How to safely store a password (2010) - use a password hash, like bcrypt, scrypt etc. There’s more to it than that, as previous links in this series have highlighted, but a quick reminder is always welcome I think.

The binary search of distributed programming (2015) - is generating a strictly increasing sequence of integers/IDs. Which turns out to be pretty hard, in general. Which tells you a lot about distributed systems - something achievable with a single counter and possibly some locks on a single machine becomes very hard in a distributed setting. The author is also the author of Redis, so he know a thing or three. But the algorithm proposed seems to be broken or at least provide some bad guarantees.

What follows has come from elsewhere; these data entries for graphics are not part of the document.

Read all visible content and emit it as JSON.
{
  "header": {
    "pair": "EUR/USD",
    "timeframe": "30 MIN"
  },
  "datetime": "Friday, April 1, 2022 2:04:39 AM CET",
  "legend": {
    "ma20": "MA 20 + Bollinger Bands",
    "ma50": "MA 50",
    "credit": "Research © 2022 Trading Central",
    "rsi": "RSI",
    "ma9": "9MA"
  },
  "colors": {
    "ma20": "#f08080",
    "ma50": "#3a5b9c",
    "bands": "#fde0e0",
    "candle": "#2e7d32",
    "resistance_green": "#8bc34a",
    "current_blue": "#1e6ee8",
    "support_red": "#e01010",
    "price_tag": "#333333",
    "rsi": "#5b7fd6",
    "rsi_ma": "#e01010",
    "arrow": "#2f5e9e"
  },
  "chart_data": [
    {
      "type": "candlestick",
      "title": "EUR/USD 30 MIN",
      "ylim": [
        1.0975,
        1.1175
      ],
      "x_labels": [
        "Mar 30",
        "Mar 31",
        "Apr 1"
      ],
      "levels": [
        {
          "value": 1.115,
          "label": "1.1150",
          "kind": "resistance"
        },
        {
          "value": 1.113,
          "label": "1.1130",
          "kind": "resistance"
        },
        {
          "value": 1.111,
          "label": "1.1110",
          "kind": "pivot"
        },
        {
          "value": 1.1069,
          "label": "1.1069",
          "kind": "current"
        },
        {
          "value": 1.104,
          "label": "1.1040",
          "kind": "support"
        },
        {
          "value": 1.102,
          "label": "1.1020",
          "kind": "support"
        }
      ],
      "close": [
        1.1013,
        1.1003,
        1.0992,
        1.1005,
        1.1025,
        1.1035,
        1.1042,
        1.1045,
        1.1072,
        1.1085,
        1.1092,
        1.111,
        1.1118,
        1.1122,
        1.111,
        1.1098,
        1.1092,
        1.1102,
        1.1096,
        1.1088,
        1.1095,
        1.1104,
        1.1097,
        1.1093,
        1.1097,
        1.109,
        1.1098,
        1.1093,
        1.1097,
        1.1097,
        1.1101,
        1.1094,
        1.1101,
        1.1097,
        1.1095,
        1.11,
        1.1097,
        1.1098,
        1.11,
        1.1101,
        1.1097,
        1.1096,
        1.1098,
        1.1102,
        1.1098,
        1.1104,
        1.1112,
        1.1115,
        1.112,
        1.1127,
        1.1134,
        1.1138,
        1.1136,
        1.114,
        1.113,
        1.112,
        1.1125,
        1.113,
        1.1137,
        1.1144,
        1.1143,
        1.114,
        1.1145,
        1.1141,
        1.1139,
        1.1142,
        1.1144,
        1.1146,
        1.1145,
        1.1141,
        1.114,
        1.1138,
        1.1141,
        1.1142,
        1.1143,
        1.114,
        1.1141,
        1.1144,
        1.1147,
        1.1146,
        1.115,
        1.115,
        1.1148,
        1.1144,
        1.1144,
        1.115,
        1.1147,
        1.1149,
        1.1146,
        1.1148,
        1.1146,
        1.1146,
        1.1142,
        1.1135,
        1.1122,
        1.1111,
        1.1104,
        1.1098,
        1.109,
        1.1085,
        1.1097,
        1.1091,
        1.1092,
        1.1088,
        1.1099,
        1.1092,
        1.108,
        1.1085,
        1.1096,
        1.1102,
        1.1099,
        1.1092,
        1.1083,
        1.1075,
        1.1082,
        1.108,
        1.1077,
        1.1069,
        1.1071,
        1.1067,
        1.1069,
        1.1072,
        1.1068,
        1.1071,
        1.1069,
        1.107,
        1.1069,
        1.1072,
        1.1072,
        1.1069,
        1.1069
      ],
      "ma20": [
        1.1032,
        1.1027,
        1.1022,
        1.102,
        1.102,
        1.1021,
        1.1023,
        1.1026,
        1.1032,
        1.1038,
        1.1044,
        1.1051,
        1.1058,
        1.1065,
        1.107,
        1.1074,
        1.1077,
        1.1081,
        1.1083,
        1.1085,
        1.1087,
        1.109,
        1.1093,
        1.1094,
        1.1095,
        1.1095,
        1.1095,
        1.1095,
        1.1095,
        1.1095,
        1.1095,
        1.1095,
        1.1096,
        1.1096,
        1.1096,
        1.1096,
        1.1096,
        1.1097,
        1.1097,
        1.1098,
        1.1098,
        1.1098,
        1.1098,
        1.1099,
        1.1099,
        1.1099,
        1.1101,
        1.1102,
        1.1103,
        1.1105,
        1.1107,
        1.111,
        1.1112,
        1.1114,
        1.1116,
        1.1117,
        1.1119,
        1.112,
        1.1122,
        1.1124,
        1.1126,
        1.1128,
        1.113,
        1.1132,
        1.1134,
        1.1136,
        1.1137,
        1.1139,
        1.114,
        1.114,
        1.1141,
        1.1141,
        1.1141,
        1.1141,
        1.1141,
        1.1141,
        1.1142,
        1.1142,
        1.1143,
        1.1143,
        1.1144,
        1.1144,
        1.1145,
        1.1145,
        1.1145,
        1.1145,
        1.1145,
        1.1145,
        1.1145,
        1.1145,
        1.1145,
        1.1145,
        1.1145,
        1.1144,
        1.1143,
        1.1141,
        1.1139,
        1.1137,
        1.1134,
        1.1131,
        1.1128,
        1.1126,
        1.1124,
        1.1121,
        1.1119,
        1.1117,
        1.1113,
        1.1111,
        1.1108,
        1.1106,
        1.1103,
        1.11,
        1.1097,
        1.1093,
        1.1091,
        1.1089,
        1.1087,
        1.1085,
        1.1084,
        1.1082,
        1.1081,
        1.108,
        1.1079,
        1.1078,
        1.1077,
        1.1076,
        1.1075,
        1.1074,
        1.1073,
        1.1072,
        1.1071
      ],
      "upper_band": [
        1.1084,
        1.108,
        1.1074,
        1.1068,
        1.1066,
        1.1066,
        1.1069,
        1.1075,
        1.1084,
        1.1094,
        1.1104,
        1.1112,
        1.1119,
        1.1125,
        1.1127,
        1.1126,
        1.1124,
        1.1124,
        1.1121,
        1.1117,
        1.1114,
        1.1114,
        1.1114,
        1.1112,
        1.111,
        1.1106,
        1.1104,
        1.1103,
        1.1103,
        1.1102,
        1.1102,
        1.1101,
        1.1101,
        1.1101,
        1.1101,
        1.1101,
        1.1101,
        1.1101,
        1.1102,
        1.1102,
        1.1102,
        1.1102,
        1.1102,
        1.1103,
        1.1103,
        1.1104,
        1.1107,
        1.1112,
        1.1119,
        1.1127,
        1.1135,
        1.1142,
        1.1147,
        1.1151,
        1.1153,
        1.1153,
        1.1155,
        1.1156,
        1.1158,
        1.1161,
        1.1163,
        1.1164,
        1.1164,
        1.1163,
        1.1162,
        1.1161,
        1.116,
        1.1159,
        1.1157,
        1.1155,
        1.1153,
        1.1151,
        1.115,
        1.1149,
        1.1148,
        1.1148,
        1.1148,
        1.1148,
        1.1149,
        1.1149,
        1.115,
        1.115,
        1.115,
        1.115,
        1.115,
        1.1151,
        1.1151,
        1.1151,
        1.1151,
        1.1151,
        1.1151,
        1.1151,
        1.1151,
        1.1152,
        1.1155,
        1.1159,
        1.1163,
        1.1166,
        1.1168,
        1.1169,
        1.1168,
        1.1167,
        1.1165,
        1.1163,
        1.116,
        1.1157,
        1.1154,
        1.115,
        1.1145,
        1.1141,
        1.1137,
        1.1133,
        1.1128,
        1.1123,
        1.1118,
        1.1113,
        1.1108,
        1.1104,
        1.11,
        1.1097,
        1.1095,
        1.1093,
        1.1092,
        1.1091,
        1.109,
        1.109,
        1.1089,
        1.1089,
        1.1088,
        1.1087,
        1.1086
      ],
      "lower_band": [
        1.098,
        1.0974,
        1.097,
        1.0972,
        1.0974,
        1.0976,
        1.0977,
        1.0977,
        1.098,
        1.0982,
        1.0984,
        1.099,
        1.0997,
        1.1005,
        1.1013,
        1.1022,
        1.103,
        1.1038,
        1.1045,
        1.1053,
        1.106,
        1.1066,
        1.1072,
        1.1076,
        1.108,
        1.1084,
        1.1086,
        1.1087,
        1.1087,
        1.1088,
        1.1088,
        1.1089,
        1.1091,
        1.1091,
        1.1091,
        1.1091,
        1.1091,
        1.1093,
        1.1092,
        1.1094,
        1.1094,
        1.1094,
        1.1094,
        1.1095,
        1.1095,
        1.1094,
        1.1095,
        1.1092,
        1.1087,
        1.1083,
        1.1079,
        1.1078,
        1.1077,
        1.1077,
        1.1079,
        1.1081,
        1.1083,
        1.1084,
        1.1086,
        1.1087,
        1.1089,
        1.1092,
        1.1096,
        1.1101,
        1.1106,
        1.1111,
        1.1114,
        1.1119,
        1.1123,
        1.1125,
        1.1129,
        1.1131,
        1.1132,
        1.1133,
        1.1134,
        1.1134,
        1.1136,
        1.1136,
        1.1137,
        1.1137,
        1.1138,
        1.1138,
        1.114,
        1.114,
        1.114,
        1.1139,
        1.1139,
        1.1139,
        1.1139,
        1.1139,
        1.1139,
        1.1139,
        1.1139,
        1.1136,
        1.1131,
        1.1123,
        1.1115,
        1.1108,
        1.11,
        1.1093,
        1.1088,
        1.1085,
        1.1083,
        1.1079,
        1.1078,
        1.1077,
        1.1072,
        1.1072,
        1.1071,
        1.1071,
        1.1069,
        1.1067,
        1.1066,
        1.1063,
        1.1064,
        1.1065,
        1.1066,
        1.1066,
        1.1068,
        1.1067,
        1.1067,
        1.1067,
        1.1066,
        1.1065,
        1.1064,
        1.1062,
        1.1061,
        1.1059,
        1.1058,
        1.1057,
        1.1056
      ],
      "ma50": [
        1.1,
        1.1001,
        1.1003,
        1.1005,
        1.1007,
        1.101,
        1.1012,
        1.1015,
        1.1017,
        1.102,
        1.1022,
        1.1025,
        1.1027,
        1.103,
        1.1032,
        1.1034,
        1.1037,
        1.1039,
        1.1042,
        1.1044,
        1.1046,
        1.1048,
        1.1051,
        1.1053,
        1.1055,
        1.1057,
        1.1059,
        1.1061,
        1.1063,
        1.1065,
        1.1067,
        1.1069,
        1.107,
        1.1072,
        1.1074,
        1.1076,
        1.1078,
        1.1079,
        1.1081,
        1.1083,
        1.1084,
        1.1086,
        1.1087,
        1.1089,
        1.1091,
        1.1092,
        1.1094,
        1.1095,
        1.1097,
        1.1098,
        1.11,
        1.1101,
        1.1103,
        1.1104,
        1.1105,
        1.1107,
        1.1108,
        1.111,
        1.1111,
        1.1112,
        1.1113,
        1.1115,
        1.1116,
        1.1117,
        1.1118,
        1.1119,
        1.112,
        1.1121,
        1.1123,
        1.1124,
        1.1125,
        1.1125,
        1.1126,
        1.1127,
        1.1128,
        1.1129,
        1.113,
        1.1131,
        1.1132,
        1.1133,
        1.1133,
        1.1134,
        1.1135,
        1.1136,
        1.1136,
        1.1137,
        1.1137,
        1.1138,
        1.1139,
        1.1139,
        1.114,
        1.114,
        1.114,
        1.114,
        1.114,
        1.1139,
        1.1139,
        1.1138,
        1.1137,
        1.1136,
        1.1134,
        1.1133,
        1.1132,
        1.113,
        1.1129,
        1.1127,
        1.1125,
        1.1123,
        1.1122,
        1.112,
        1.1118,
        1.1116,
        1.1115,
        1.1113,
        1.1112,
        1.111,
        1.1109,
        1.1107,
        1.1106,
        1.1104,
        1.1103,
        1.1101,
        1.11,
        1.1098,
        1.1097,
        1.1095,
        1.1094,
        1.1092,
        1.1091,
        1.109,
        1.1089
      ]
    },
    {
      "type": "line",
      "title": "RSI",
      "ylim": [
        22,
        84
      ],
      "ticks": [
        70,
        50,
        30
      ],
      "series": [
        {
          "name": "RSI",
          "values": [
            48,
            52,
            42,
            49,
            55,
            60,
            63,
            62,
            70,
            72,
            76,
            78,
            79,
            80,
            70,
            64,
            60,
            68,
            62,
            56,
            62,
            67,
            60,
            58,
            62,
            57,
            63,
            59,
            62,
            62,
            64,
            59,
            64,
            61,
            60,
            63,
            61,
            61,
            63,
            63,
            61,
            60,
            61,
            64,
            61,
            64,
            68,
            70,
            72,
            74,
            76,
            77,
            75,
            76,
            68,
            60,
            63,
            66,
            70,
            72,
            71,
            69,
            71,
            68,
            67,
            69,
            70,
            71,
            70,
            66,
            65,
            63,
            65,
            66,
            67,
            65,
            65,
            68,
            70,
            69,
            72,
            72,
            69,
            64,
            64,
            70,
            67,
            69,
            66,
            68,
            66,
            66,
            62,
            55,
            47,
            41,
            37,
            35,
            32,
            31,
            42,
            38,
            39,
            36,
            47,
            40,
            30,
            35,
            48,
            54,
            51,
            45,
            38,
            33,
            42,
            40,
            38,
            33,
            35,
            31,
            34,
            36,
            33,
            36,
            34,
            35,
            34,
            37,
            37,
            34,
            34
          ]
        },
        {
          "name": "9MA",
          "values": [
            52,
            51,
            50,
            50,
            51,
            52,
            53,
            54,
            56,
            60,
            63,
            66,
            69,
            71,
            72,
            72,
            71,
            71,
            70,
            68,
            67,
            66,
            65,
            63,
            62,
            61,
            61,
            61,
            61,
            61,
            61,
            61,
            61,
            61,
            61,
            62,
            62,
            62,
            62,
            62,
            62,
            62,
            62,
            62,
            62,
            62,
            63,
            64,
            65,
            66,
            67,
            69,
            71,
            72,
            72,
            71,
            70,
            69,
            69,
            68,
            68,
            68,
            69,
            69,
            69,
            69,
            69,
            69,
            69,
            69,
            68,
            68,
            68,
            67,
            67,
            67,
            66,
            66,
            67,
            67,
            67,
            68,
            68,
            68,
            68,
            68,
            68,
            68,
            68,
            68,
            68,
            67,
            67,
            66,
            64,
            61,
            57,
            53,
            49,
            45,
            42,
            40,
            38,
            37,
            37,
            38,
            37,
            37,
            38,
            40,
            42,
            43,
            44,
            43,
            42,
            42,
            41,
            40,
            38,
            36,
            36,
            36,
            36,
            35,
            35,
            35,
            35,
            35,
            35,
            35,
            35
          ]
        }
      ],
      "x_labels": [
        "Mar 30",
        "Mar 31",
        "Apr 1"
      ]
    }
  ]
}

In any case, a good read about designing these things and what can go wrong.

Take it to the limit: considerations for building reliable systems (2016) - mainly advice on building distributed systems. This time, having to do with “limits” and enforcing them. Basically, wherever and whenever there’s some quantity in the system which might grow unbounded, you should have hard limits on it. Request sizes, queue depths, items to process, child entities for a parent entity, response sizes etc. should all be limited somehow. This protects against malicious agents trying to DoS the system, but also against your own agents doing the same.

A five muntes guide to better typography (2017) - a piece about graphic and typographic design.

Difference between a clustered index see and non-clustered index seek (2016) - a StackOverflow question. There seems to be this misconception that non-clustered indices are slower than clustered ones, since one has to do a seek/scan, then another seek for the data itself. But depending on how large the data is and how compact the non-clustered index manages to be, this might not be the case. Since the first seek/scan might occur completely in memory, or at least touch less pages than the clustered one. Ditto, for counting queries, a non-clustered index might be much faster.

The map of mathematics #video (2017), The map of computer science #video (2017), The map of physics #video (2017), The map of chemestry #video (2017) - a really wonderful set of videos laying out the “branches” of the mathematics, computer science, physics and chemestry. It’s a really big picture view, and as the author himself notes, everything is more or less interconnected within and across fields, but it’s still nice to see all of the pieces of knowledge which are somehow distinct enough to be called something. The animation is really great as well.